A tense round of negotiations is to be held at senior levels in Whitehall over the next month as a series of cabinet ministers fight Treasury plans to produce departmental savings of £20bn in next month’s spending review.
The Treasury signalled that ministers are hesitating when it admitted after the first meeting of the cabinet’s public expenditure committee (PEX) that some departments had yet to produce final bids.
Philip Hammond, the foreign secretary who attended the meeting, is digging in along with the home secretary Theresa May – who sent her junior minister Richard Harrington to the meeing.
George Osborne chaired the meeting after he called on cabinet ministers in July to provide detailed costings for departmental savings at two levels – 25% and 40% – in areas that are unprotected.
The two key protected areas are health, where spending increases at least in line with inflation, and overseas aid, whose budget must account for 0.7% of gross national income (GNI).
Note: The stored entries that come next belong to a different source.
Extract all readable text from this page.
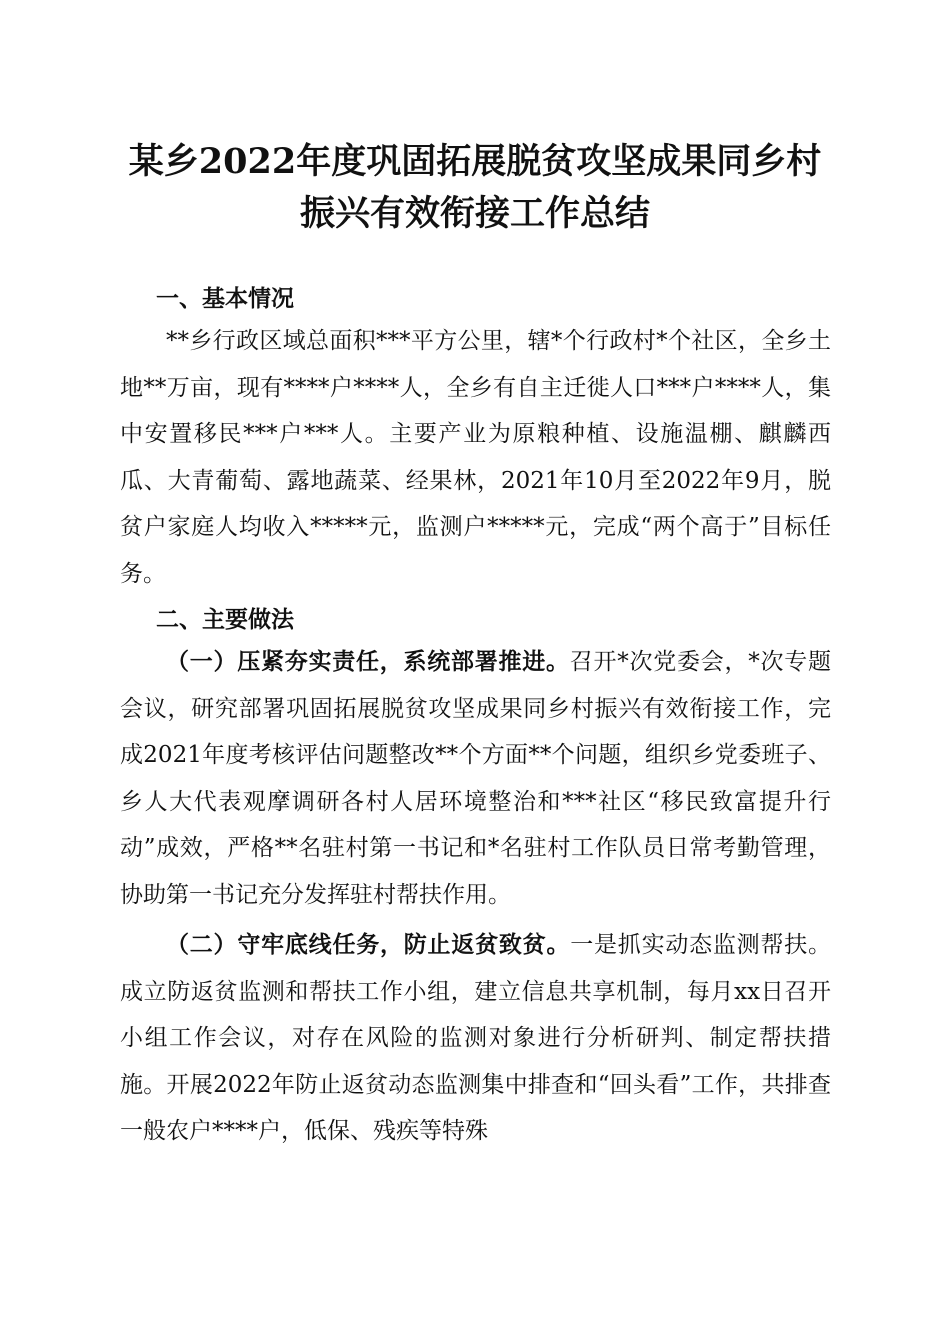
某乡2022年度巩固拓展脱贫攻坚成果同乡村
振兴有效衔接工作总结
一、基本情况

**乡行政区域总面积***平方公里，辖*个行政村*个社区，全乡土地**万亩，现有****户****人，全乡有自主迁徙人口***户****人，集中安置移民***户***人。主要产业为原粮种植、设施温棚、麒麟西瓜、大青葡萄、露地蔬菜、经果林，2021年10月至2022年9月，脱贫户家庭人均收入*****元，监测户*****元，完成“两个高于”目标任务。

二、主要做法

（一）压紧夯实责任，系统部署推进。召开*次党委会，*次专题会议，研究部署巩固拓展脱贫攻坚成果同乡村振兴有效衔接工作，完成2021年度考核评估问题整改**个方面**个问题，组织乡党委班子、乡人大代表观摩调研各村人居环境整治和***社区“移民致富提升行动”成效，严格**名驻村第一书记和*名驻村工作队员日常考勤管理，协助第一书记充分发挥驻村帮扶作用。

（二）守牢底线任务，防止返贫致贫。一是抓实动态监测帮扶。成立防返贫监测和帮扶工作小组，建立信息共享机制，每月xx日召开小组工作会议，对存在风险的监测对象进行分析研判、制定帮扶措施。开展2022年防止返贫动态监测集中排查和“回头看”工作，共排查一般农户****户，低保、残疾等特殊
The departmental cuts are on top of the £12bn of welfare cuts announced by the chancellor in the budget.
A Treasury source struck an upbeat note after the meeting, saying that all government departments are now engaged though they have yet to present their final bids.
The Treasury said that the chancellor and his deputy, chief secretary Greg Hands, are keen to avoid what areknown in Whitehall as “salami slicing” cuts, in which public services are arbitrarily cut back. Osborne and Hands instead want to focus on how services can be delivered more efficiently in what the Treasury is dubbing as a “more for less” approach.
The chancellor is focusing on two key areas:
- Redirecting Britain’s aid budget, which is increasing by hundreds of millions of pounds a year in line with the UK’s commitments to the UN as the UK economy grows, towards humanitarian emergencies. Osborne wants to increase the size of the reserve that is set aside for emergencies. The chancellor has already announced that the uplift in spending on overseas aid, the extra money triggered under the UK’s commitment to spend 0.7% of its GNI on international development, should be spent on emergencies such as the refugee crisis in Syria.
- Speeding up the devolution of powers, as part of Osborne’s northern powerhouse plan, following the chancellor’s announcement in his conference speech that he would devolve business rates. A series of devolution deals will be negotiated with regions.
A Treasury source said: “The government has already directed the aid budget towards supporting those caught up in the Syrian refugee crisis, and plans to use it to support the 20,000 of them we have agreed should settle in Britain over the next five years.
“The government is discussing holding more money in reserve so we can respond even better to humanitarian crises, and how we can target money at the global challenges that threaten Britain.
“Following the plans set out at the Conservative conference for a devolution revolution involving councils retaining all £26bn in business rate revenue, including new freedoms to alter rates, ministers also discussed devolving powers, responsibilities and funding to local areas. We are determined to refashion the relationship between local and central government and give cities and regions the right to stand on their own and make their own decisions.”
Osborne and Hands were joined at the meeting by eight spending cabinet ministers – Iain Duncan Smith, Jeremy Hunt, Sajid Javid, John Whittingdale, Greg Clark, Justine Greening, Patrick McLoughlin and Philip Hammond.
The Treasury source added: “The spending review next month isn’t just about saving money so that Britain lives within its means and starts running the strongest budget in half a century, but how we can get more for the taxpayers’ money we do spend.
“So the chancellor has today chaired the first cabinet-level committee to discuss how Whitehall departments will deliver on the government’s commitment to fix the public finances while delivering a smarter state.”